Thursday, September 14, 2006

Ecotopia - the natural world in peril and full glory

According to the NY times in reference to a new "environmental" art exhibition:
“Ecotopia,” the edifying, entertaining and ecologically aware exhibition that opened last night at the International Center of Photography, means to get your attention.

Here is a link to the NY times article. "Ecotopia". Also included is an interesting multimedia walk through.
“Ecotopia” might be described as “An Inconvenient Truth” in exhibition form. It is a tale of beauty and devastation told by nearly 40 photojournalists and artists. Their viewpoints vary, as do their subjects and forms, but you rarely escape a sense of nature’s vast, incalculable richness or of photography’s ability to do it justice. There may be no greater meeting of subject and medium.
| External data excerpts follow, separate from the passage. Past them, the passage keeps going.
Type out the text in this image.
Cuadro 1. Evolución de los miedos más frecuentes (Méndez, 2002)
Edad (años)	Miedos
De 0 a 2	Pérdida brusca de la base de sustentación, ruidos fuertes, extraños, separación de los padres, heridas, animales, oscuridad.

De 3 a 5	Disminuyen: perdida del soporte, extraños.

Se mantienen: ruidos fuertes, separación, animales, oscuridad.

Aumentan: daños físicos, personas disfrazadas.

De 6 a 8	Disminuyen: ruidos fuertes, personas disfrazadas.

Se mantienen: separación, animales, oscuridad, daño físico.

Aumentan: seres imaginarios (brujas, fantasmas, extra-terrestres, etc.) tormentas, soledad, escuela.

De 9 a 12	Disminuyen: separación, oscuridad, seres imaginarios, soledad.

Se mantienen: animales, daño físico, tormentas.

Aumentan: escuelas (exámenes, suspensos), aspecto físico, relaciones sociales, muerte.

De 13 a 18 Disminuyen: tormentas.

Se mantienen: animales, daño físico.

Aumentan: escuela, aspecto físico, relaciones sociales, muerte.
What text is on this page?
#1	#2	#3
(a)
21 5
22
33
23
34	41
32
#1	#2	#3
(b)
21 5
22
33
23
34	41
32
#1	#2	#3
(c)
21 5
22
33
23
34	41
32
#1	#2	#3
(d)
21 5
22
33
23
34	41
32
For environmental degradation the following exhibits appear to be spot on:
For tragedy, a small gallery offers continuous projections of the often unforgettable images made by several intrepid photojournalists. Their subjects include the black market in endangered species (Patrick Brown); the Inupiat people of Alaska, among the first victims of global warming (Gilles Mingasson); attempts to exact remediation from ChevronTexaco for waste disposal practices in the Ecuadorean Amazon (Lou Dematteis and Kayana Szymczak); the devastation of Katrina (Vincent Laforet, whose photographs were taken on assignment for The New York Times); and protests against logging in roadless American forests (Christopher LaMarca).

Perhaps I have solved my "undergraduate image" problem from two posts ago. If only I could get all my students to New York.